| US 7,451,210 B2 | ||
| Hybrid method for event prediction and system control | ||
| Manish Gupta, Yorktown Heights, N.Y. (US); Jose E. Moreira, Yorktown Heights, N.Y. (US); Adam J. Oliner, Cheshire, Conn. (US); and Ramendra K. Sahoo, Mohegan Lake, N.Y. (US) | ||
| Assigned to International Business Machines Corporation, Armonk, N.Y. (US) | ||
| Filed on Nov. 24, 2003, as Appl. No. 10/720,300. | ||
| Prior Publication US 2005/0114739 A1, May 26, 2005 | ||
| Int. Cl.
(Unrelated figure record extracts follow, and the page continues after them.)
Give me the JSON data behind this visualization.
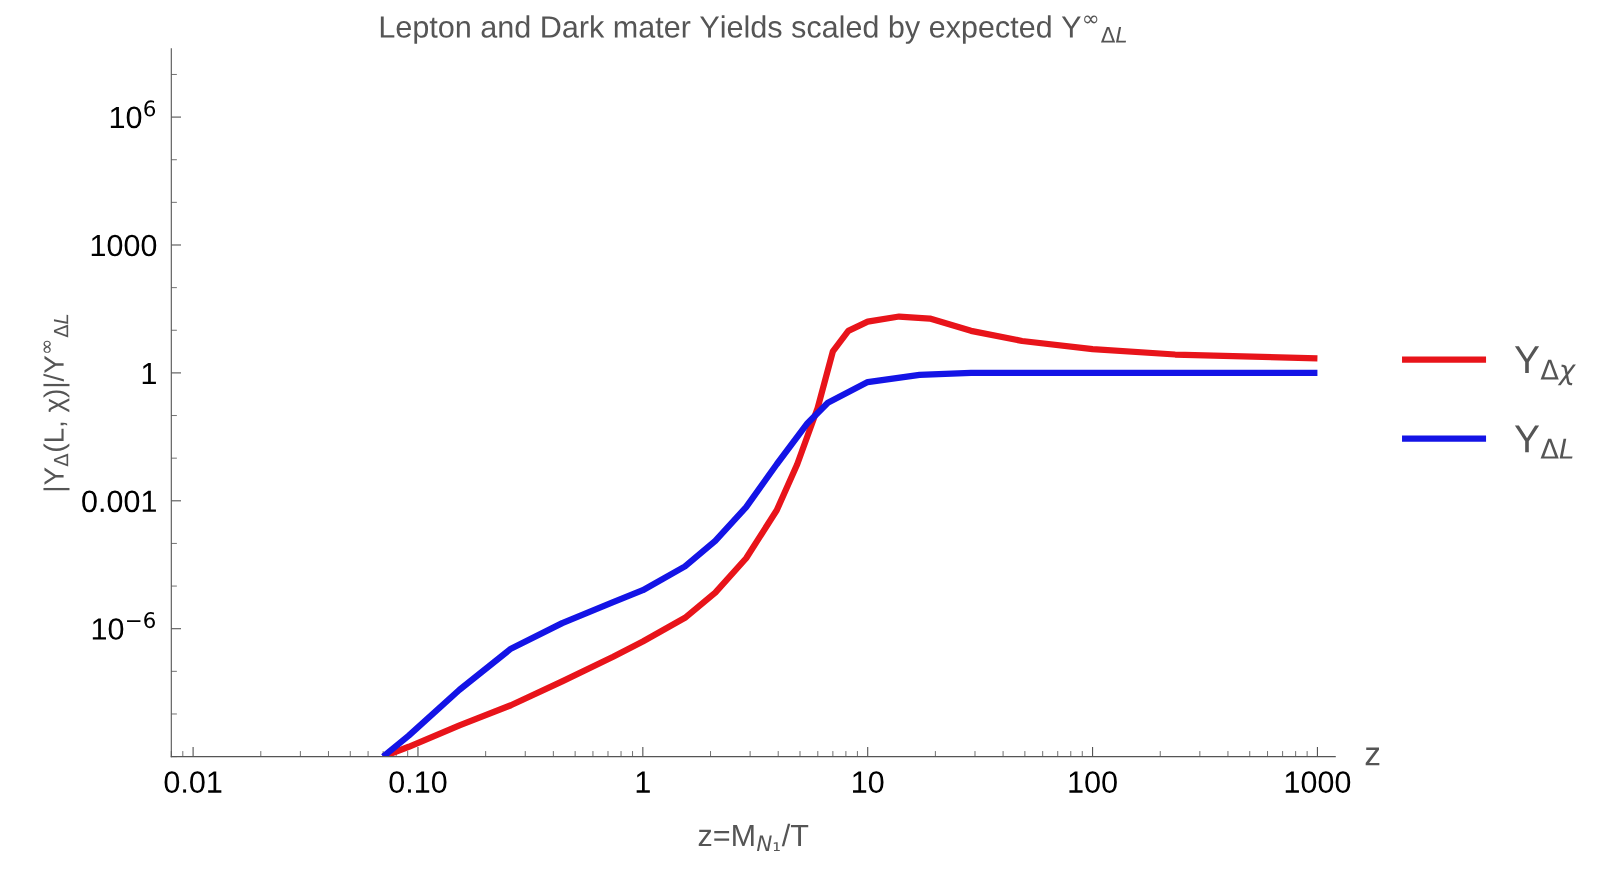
{
  "chart_data": {
    "type": "line",
    "title": "Lepton and Dark mater Yields scaled by expected Y$^{∞}$$_{ΔL}$",
    "xlabel": "z=M$_{N₁}$/T",
    "ylabel": "|Y$_{Δ}$(L, χ)|/Y$^{∞}$$_{ΔL}$",
    "annotations": [
      "z"
    ],
    "series": [
      {
        "name": "Y$_{Δχ}$",
        "color": "#e8141a",
        "x": [
          0.07,
          0.091,
          0.153,
          0.259,
          0.438,
          0.738,
          1,
          1.54,
          2.1,
          2.88,
          3.94,
          4.86,
          5.99,
          7.0,
          8.2,
          10,
          13.8,
          18.9,
          28.8,
          48.6,
          100,
          233,
          1000
        ],
        "values": [
          1e-09,
          1.7e-09,
          5.4e-09,
          1.6e-08,
          5.8e-08,
          2.2e-07,
          5e-07,
          1.8e-06,
          7e-06,
          4.5e-05,
          0.0006,
          0.0072,
          0.15,
          3.2,
          9.7,
          16,
          21,
          18.8,
          9.7,
          5.6,
          3.6,
          2.7,
          2.2
        ]
      },
      {
        "name": "Y$_{ΔL}$",
        "color": "#1414e6",
        "x": [
          0.07,
          0.091,
          0.153,
          0.259,
          0.438,
          0.738,
          1,
          1.54,
          2.1,
          2.88,
          3.94,
          5.4,
          6.65,
          10,
          17,
          28.8,
          1000
        ],
        "values": [
          1e-09,
          3.1e-09,
          3.7e-08,
          3.4e-07,
          1.35e-06,
          4.2e-06,
          8e-06,
          2.9e-05,
          0.000115,
          0.00071,
          0.0072,
          0.066,
          0.2,
          0.61,
          0.9,
          1,
          1
        ]
      }
    ],
    "log": "xy",
    "xlim": [
      0.008,
      1200
    ],
    "ylim": [
      1e-09,
      40000000.0
    ],
    "xticks": [
      {
        "value": 0.01,
        "label": "0.01"
      },
      {
        "value": 0.1,
        "label": "0.10"
      },
      1,
      10,
      100,
      1000
    ],
    "yticks": [
      {
        "value": 1e-06,
        "label": "10$^{−6}$"
      },
      {
        "value": 0.001,
        "label": "0.001"
      },
      1,
      1000,
      {
        "value": 1000000,
        "label": "10$^{6}$"
      }
    ],
    "grid": false,
    "legend": "right",
    "marker": "none",
    "line_style": "solid"
  }
}
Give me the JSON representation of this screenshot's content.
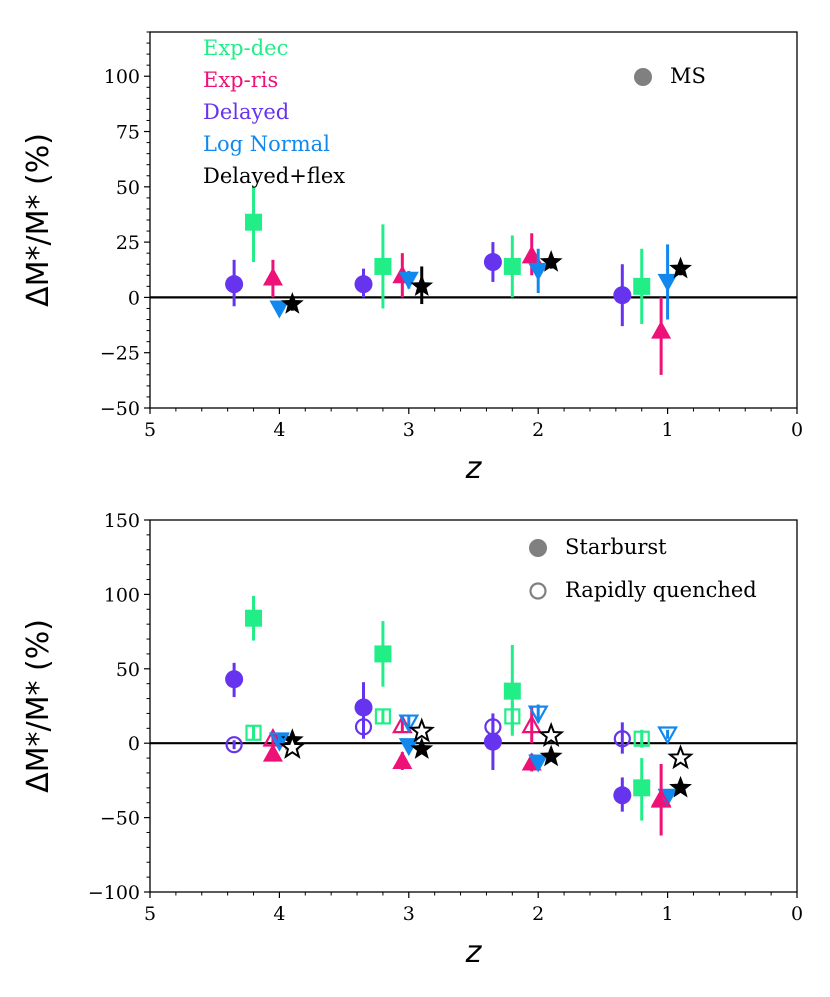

G06F 15/173 (2006.01) | ||
| U.S. Cl. 709—224 [709/223; 709/226] | 1 Claim |

| 1. A method of predicting an occurrence of a critical event in a computer cluster having a plurality of nodes, said method
comprising steps of:
A) maintaining an event log comprising information concerning critical events that occur in the computer cluster, wherein
said critical events adversely affect performance of the cluster or one of its nodes, the maintaining step comprising:
i) aligning the information concerning the critical events;
ii) categorizing the information concerning the critical events according to time-dependency;
B) maintaining a system parameter log comprising information concerning system performance parameters for each node in the
cluster, the maintaining step comprising:
i) recording a temperature of the nodes in the cluster and a corresponding time value;
ii) recording a utilization parameter of a central processing unit of a node in the cluster and a corresponding time value;
C) filtering the event log and the system parameter log such that some critical event information and some system parameter
information is eliminated in order to reduce storage requirements of the cluster;
D) implementing a hybrid prediction system comprising rule based prediction algorithms, time-dependent variable prediction
algorithms, and a warning window;
wherein the rule-based prediction algorithms use associative rules based upon the critical event information and the system
parameter information for predicting a probable occurrence of the critical events within a specified time window and the variables
that are likely to indicate a potential occurrence of such an event;
wherein the time-dependent variable prediction algorithms generate time-series mathematical models that predict future values
of the system performance parameters; and
wherein the warning window is formed for only those nodes in the cluster in which at least one error has occurred in order
to reduce system requirements, wherein said warning window comprises a predicted performance parameter or critical event occurrence
for the node for a predetermined future period of time;
E) for only those nodes in which an error has occurred, loading the information from the event log and the system performance
information pertaining to said error-prone nodes from the system parameter log into a Bayesian network model representing
a correspondence between the system performance parameters and occurrence of the critical events;
F) using the Bayesian network model to predict a future critical event within a specified time-limit based upon the hybrid
prediction system;
G) making future scheduling and current data migration selections based upon the hybrid prediction system; and
H) adapting the Bayesian Network Model by feeding the scheduling and data migration selections into said Bayesian Network
Model.
|